If it’s only progressives, what does that do?
And what exactly is the Democratic establishment doing pushing the narrative of President Pelosi in 2018 and hyping Iran sanctions after a Saudi terrorist attack?
I think the bubble around DC is asphyxiating common sense.
There’s no doubt that Trump has declared war on everything that crosses his path. His staffers may call it a return to ‘campaign mode’ but after watching his presser this afternoon where he countered Tillerson’s comments on Qatar given just minutes before and then spit out some vile comments on Comey, he’s joined McCain in the ranks of distraught mental illness.
What, again? When people who have some clue about Qatar are already desperately trying to clean up his tweetcrap mess?
Jim Wright’s already hammered the Yammerhead In Chief over this; I can only imagine what he’ll have to say now.

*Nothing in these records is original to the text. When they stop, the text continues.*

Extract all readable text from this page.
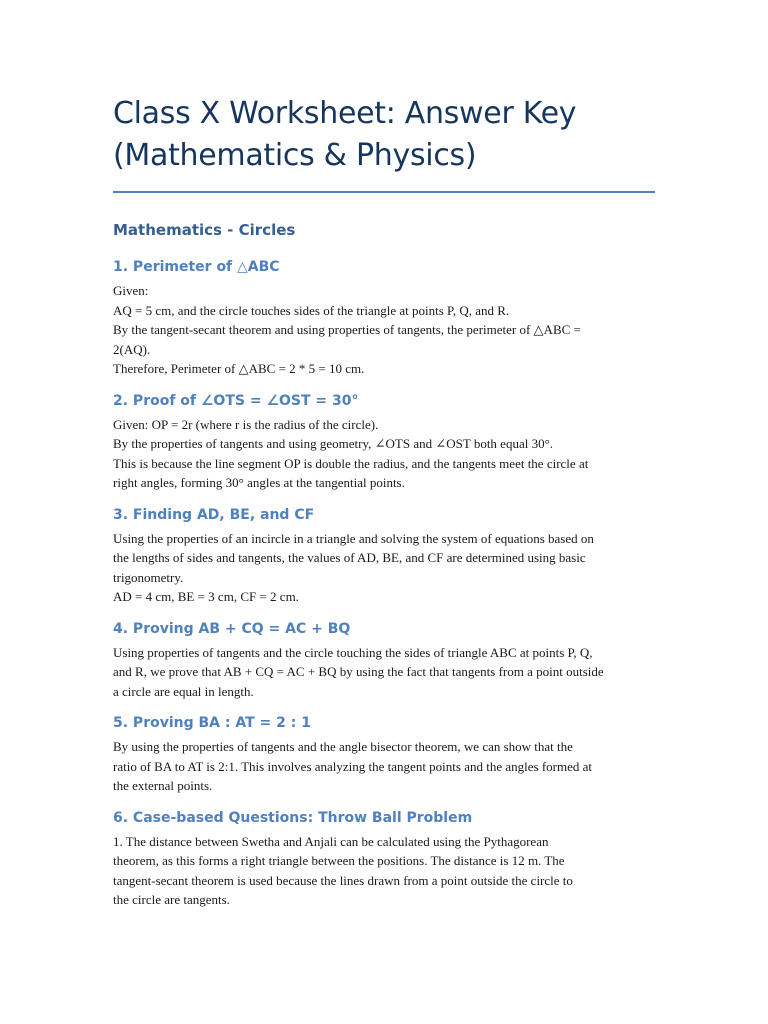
Class X Worksheet: Answer Key
(Mathematics & Physics)
Mathematics - Circles
1. Perimeter of △ABC

Given:

AQ = 5 cm, and the circle touches sides of the triangle at points P, Q, and R.

By the tangent-secant theorem and using properties of tangents, the perimeter of △ABC =

2(AQ).

Therefore, Perimeter of △ABC = 2 * 5 = 10 cm.

2. Proof of ∠OTS = ∠OST = 30°

Given: OP = 2r (where r is the radius of the circle).

By the properties of tangents and using geometry, ∠OTS and ∠OST both equal 30°.

This is because the line segment OP is double the radius, and the tangents meet the circle at

right angles, forming 30° angles at the tangential points.

3. Finding AD, BE, and CF

Using the properties of an incircle in a triangle and solving the system of equations based on

the lengths of sides and tangents, the values of AD, BE, and CF are determined using basic

trigonometry.

AD = 4 cm, BE = 3 cm, CF = 2 cm.

4. Proving AB + CQ = AC + BQ

Using properties of tangents and the circle touching the sides of triangle ABC at points P, Q,

and R, we prove that AB + CQ = AC + BQ by using the fact that tangents from a point outside

a circle are equal in length.

5. Proving BA : AT = 2 : 1

By using the properties of tangents and the angle bisector theorem, we can show that the

ratio of BA to AT is 2:1. This involves analyzing the tangent points and the angles formed at

the external points.

6. Case-based Questions: Throw Ball Problem

1. The distance between Swetha and Anjali can be calculated using the Pythagorean

theorem, as this forms a right triangle between the positions. The distance is 12 m. The

tangent-secant theorem is used because the lines drawn from a point outside the circle to

the circle are tangents.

https://www.facebook.com/Stonekettle/posts/1358962564139143
“Trumps social media attack on Qatar this morning is INSANE.”
Only if you’re not a Russian puppet.
that quote mentions “the people of Qatar” as though there were more than one person in that country whose opinion mattered. And the Emir needs his big ally pretty badly to hopefully keep the pissed-off Saudis from throwing him out.
“our entire military and political strategy in the Middle East” isn’t necessarily anything to mourn.
My alma mater, the stodgy Northwestern University has a Qatar campus now. This is their first overseas campus. They must be pleased as punch with Peter Pumpkin Head’s Qatar stance.